AMS 571, Mathematical Statistics
Sampling distribution; convergence concepts; classes of statistical models; sufficient
                     statistics; likelihood principle; point estimation; Bayes estimators; consistency;
                     Neyman-Pearson Lemma; UMP tests; UMPU tests; Likelihood ratio tests; large sample
                     theory. 
Prerequisite: AMS 570
3 credits, ABCF grading 
NOT BEING OFFERED FOR THE FORESEEABLE FUTURE
Required Textbook for Fall 2022 Semester:
"Statistical Inference" by George Casella and Roger L. Berger, 2nd edition, 2002, Duxbury Advanced Series; ISBN: 978-0-534-24312-8
Fall Semester
Learning Outcomes:
1) Demonstrate deep understanding of mathematical concepts on statistical methods
                     in:
      * Sampling and large-sample theory;
      * Sufficient, ancillary and complete statistics;
      * Point estimation;
      * Hypothesis testing;
      * Confidence interval.
2) Demonstrate deep understanding in advanced statistical methods including:
      * Maximum likelihood, method of moment and Bayesian methods;
      * Evaluation of point estimators, mean squared error and best unbiased estimator;
      * Evaluation of statistical tests, power function and uniformly most powerful
                     test;
      * Interval estimation based on pivot quantity or inverting a test statistic.
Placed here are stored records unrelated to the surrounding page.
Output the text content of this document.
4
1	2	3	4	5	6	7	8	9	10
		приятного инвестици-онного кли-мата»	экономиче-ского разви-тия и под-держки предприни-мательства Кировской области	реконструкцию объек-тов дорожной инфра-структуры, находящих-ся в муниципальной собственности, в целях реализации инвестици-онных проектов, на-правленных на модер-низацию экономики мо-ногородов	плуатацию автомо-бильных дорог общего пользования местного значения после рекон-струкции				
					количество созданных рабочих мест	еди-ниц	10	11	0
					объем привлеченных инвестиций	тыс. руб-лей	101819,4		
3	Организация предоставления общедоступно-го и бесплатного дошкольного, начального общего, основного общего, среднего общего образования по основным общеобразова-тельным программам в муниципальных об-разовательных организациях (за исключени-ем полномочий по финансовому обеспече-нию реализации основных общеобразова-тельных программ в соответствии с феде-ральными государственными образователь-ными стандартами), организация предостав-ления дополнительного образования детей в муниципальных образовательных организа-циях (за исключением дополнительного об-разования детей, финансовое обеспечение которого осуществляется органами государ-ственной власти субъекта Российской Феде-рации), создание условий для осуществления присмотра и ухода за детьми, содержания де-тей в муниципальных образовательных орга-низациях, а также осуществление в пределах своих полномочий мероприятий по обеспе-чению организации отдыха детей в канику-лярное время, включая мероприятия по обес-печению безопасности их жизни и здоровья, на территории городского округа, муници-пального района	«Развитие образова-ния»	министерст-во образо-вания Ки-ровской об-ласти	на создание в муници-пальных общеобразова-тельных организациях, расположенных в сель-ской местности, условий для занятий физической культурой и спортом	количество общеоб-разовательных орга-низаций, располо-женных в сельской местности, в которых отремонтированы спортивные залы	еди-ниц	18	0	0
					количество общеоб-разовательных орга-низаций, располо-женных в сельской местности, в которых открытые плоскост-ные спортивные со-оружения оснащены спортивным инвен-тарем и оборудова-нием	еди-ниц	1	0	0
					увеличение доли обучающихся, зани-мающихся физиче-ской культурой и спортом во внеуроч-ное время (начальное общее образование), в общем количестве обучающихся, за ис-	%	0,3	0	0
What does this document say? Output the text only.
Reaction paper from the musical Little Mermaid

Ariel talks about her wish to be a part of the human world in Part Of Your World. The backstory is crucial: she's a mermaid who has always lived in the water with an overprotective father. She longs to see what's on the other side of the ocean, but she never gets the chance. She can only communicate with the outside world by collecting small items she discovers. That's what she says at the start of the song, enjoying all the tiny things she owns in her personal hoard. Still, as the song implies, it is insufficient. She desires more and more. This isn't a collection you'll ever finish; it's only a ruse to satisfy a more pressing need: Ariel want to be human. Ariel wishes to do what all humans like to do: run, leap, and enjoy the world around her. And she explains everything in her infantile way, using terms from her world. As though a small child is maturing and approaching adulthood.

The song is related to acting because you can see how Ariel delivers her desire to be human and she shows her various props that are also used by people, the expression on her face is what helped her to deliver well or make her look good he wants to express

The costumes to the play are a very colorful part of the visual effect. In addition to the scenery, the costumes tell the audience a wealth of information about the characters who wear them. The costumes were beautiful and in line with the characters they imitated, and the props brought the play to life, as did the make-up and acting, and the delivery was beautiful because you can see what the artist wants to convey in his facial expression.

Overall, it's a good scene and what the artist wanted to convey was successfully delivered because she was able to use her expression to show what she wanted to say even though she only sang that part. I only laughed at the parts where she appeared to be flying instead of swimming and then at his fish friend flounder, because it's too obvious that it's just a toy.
3) Demonstrate skills with solution methods for theoretical proofs:
      * Almost sure convergence, convergence in probability and convergence in distribution;
      * Ability to follow, construct, and write mathematical/statistical proofs;
      * Ability to derive theoretical formulas for statistical inference in real-world
                     problems.
4) Develop proper skillsets to conduct statistical research:
      * Ability to understand and write statistical journal papers; 
      * Ability to develop and evaluate new statistical methods;
      * Ability to adopt proper statistical theories in research.